From the opening notes, before you’ve even glanced at the title, you know that this next #1 isn’t going to be a barrel of laughs…

Belfast Child, by Simple Minds (their 1st and only #1)

2 weeks, from 19th February – 5th March 1989

It’s heavy, portentous, serious. ‘This is an important record’, the stately synths and sparse drums announce. The opening lines from Jim Kerr add another layer of chin-stroking: When my love said to me, Meet me down by the gallow tree, For it’s sad news I bring, About this old town and all that it’s suffering… In comes a penny-whistle, and some violins, for that olde Oirish authenticity.

While I wait for this one to really get going, my mind turns to other number one singles that have featured place names. Off the top of my head, no peeking, I’ve got ‘San Francisco (Flowers in Your Hair)’, ‘Massachusetts’, and ‘The Poor People of Paris’… Answers on a postcard with any others, please! (It would probably arrive before this song ends…)

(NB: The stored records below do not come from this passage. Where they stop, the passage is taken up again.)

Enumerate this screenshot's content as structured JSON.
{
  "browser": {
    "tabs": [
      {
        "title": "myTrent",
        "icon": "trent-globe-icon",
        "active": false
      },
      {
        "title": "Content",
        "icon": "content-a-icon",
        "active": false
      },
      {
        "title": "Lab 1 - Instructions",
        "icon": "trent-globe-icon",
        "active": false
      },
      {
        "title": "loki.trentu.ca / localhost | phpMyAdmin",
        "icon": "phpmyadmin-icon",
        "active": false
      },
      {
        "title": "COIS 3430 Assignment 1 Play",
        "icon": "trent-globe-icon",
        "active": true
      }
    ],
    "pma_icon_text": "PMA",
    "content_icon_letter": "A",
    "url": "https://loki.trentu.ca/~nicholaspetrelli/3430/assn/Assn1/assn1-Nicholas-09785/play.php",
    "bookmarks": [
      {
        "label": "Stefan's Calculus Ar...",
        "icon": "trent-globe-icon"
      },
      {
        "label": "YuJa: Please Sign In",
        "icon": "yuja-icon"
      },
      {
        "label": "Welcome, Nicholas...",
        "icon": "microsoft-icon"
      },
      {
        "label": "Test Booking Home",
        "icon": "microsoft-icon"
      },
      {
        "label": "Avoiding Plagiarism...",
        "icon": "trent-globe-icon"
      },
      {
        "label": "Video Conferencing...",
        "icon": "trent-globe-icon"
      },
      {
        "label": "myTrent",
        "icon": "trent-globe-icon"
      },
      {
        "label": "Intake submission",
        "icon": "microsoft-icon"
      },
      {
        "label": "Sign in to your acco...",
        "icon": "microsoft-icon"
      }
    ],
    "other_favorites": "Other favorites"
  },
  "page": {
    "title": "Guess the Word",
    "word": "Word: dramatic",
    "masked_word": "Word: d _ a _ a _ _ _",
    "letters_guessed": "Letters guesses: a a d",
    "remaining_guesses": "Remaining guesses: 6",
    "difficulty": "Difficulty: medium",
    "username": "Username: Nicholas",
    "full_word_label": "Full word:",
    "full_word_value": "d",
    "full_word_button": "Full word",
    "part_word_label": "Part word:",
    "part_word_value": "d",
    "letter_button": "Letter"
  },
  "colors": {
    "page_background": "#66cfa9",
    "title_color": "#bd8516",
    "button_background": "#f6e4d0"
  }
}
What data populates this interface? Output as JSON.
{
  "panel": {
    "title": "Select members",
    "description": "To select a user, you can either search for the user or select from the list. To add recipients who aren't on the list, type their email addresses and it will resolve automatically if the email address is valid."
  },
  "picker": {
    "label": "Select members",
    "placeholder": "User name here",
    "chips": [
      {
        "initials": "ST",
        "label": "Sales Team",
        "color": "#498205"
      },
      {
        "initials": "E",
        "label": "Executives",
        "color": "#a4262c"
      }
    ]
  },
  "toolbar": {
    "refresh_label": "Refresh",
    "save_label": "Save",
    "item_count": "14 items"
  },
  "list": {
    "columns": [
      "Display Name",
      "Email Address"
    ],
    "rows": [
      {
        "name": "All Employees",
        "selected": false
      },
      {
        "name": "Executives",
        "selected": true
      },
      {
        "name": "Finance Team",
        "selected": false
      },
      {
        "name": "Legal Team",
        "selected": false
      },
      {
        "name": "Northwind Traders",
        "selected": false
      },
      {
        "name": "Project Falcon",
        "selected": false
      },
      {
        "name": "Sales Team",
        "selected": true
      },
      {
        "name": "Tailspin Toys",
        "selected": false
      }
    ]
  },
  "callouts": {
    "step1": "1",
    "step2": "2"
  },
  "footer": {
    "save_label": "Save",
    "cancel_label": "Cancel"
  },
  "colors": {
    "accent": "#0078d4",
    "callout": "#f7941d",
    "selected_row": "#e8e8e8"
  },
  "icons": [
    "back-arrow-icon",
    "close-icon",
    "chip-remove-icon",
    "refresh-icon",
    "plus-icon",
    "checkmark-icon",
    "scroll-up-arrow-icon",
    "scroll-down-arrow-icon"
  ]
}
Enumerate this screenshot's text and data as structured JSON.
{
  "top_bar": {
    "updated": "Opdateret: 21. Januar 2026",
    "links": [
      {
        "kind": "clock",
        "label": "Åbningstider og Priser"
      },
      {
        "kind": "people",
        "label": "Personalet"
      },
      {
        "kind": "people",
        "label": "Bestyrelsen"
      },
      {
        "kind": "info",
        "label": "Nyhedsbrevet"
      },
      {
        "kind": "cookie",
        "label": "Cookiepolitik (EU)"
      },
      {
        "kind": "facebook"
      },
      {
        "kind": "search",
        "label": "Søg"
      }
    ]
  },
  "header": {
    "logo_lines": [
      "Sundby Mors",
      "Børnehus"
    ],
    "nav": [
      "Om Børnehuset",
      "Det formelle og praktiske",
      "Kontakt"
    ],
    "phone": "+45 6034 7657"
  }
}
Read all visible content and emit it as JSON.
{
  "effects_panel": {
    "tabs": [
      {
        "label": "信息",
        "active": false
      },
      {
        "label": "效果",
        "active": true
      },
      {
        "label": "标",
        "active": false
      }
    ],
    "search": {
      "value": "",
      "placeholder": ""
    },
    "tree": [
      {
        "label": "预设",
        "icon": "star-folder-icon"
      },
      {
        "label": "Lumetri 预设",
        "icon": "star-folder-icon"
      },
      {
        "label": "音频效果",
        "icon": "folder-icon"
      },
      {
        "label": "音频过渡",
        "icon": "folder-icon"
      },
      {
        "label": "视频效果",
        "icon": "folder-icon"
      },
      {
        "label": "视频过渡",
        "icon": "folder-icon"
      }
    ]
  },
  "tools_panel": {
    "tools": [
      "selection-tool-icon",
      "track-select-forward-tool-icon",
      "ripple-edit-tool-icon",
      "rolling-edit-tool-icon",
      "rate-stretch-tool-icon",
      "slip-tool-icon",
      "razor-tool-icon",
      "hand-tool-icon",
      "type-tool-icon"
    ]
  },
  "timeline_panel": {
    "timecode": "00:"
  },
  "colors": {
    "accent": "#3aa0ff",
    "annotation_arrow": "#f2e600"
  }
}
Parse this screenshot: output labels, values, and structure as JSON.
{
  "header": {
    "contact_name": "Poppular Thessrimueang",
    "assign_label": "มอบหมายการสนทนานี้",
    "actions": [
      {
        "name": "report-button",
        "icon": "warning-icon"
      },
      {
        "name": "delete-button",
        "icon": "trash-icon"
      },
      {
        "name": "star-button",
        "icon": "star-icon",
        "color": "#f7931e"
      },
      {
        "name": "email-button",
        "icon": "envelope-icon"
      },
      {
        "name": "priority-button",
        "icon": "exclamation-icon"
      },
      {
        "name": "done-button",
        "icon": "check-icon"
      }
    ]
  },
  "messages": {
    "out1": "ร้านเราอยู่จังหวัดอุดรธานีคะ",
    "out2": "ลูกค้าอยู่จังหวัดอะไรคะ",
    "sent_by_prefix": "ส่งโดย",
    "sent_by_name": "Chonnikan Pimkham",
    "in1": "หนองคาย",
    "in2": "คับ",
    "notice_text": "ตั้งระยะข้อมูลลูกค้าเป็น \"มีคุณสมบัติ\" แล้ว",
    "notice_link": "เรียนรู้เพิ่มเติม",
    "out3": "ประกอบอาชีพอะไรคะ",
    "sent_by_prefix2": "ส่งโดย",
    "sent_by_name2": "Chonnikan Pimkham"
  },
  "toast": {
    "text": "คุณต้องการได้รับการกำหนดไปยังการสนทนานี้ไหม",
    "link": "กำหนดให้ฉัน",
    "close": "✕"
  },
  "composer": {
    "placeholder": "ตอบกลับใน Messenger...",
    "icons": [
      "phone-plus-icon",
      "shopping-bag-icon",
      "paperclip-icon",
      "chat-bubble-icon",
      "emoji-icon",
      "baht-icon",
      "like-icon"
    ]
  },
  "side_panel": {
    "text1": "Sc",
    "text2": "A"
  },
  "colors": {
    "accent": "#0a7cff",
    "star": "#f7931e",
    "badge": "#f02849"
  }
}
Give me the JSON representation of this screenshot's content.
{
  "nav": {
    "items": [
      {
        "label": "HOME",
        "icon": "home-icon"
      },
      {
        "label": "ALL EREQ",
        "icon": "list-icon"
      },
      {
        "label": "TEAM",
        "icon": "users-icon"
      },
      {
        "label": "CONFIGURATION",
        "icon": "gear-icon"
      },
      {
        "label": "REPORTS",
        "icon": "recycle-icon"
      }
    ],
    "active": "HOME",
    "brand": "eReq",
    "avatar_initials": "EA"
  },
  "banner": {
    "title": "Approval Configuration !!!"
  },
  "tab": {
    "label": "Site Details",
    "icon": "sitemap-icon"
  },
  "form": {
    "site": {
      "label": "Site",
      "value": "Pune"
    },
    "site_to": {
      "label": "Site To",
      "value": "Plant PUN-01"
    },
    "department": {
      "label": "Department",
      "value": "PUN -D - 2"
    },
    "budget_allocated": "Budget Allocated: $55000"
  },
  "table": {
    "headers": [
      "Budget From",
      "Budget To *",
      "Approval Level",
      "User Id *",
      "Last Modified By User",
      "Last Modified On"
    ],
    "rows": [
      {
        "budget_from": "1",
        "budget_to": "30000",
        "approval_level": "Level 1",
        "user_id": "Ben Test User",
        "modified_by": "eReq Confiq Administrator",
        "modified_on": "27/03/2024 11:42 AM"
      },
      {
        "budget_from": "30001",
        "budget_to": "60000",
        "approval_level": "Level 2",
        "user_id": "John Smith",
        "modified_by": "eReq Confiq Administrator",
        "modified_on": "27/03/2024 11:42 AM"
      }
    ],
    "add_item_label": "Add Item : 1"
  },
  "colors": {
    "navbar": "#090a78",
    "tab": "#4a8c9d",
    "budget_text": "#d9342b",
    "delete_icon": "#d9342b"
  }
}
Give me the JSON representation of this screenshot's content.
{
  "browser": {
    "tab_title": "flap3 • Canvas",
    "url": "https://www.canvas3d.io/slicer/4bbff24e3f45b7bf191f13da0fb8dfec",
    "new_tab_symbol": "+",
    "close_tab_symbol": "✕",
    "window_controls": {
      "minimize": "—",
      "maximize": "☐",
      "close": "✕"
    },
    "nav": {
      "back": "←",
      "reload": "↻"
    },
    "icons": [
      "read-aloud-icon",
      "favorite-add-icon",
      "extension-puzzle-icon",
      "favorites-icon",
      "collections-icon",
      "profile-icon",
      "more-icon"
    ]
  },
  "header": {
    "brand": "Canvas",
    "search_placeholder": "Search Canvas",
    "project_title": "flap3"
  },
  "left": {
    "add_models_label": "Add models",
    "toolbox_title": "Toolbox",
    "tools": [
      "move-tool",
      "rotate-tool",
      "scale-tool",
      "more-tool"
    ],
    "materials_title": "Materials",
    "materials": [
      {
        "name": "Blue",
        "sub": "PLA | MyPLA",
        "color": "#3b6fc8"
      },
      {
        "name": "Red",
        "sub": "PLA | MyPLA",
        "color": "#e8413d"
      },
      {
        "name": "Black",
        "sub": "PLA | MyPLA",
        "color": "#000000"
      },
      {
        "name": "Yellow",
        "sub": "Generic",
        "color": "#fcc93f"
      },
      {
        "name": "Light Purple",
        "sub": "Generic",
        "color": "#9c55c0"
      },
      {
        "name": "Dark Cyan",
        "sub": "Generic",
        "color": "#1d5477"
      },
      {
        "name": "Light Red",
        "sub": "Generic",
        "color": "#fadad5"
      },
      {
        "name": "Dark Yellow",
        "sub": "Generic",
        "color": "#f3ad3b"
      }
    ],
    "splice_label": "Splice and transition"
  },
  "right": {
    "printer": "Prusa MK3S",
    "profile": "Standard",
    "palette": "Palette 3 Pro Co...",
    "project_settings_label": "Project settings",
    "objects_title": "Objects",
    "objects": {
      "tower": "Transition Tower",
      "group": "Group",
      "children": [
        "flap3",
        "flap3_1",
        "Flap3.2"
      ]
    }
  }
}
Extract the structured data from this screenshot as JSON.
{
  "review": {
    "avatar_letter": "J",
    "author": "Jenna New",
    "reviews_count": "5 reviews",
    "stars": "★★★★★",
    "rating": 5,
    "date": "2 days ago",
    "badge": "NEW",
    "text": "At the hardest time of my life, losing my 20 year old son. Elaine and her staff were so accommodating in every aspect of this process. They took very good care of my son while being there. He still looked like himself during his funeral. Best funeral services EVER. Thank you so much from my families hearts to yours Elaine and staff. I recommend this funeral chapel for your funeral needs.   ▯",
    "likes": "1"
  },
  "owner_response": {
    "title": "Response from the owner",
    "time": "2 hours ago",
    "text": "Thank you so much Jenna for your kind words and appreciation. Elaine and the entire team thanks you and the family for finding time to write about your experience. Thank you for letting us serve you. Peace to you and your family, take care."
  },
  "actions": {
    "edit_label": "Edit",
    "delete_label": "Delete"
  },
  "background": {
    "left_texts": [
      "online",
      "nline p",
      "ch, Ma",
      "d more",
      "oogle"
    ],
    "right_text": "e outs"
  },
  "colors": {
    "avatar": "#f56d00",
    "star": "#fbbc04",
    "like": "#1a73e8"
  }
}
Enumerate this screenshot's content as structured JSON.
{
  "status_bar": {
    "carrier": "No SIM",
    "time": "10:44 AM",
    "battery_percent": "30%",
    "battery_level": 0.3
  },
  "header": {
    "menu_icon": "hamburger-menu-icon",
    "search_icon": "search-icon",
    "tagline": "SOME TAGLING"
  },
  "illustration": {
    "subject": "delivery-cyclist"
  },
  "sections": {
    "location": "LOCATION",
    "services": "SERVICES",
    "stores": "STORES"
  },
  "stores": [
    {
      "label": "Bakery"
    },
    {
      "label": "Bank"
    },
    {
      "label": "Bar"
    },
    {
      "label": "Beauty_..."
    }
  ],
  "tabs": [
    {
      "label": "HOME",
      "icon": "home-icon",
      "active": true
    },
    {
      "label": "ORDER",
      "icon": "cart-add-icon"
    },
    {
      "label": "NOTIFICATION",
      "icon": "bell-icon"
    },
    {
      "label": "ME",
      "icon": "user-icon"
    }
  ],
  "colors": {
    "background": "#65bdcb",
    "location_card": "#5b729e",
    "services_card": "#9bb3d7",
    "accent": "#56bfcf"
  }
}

We reach the three minute mark, and finally things are picking up. A sort of Irish jig is about to break out. This tune’s melody is based on a traditional song ‘She Moved Through the Fair’, with lyrics updated to reflect the Troubles. The war is raging, Through the Emerald Isle… Kerr howls, as things eventually build to a pretty impressive Wall of Sound climax. He was inspired to write the song after watching footage of the Enniskillen tragedy, in which an IRA planted bomb killed twelve people in 1987.

Of course, pop music can deal with weighty issues. It shouldn’t all be love and sex and having a great time. But, can’t it at least be catchy? Not this seven-minute sermon of a song? At the same time, how could you make a catchy pop hit about a terrorist attack? It would hardly be appropriate. It’s a conundrum, though not one Simple Minds apparently struggled with. They threw everything into this epic, and got their biggest British hit. And for one of the eighties’ biggest bands, it feels right that they did eventually manage a chart-topper.

As impressive as this record is – and it does reach a pretty daunting peak, in which voices, synths and guitars swirl around one another – I can’t say I’ve enjoyed it. For the most part, I found it quite dull. I can’t say I’ve ever heard it before, either. In fact, this might be the final #1 that I’d never heard before writing about it…

Nothing here screams ‘#1 hit’, apart from the fact it’s by a popular band. Was it purely a fan purchase? Technically, it was one track from an E.P. that also included ‘Mandela Day’, which the band had performed at Nelson Mandela’s 70th Birthday Concert the year before. Was that perhaps the more on-demand song?

In any case, ‘Belfast Child’ is the song that went down in the record books. It went down in the record books in different sense too, as at 6 minutes 40 seconds it is one of the longest number one singles of all time. I’ve struggled to find a definitive list, but I think at the time it was the 2nd longest (behind ‘Hey Jude’), and it currently sits at 5th in the all-time rankings (the video below is shorter, but the single was released unedited).

616. ‘Desire’, by U2

Go on, who had this down as the song that finally gave U2 their first #1…?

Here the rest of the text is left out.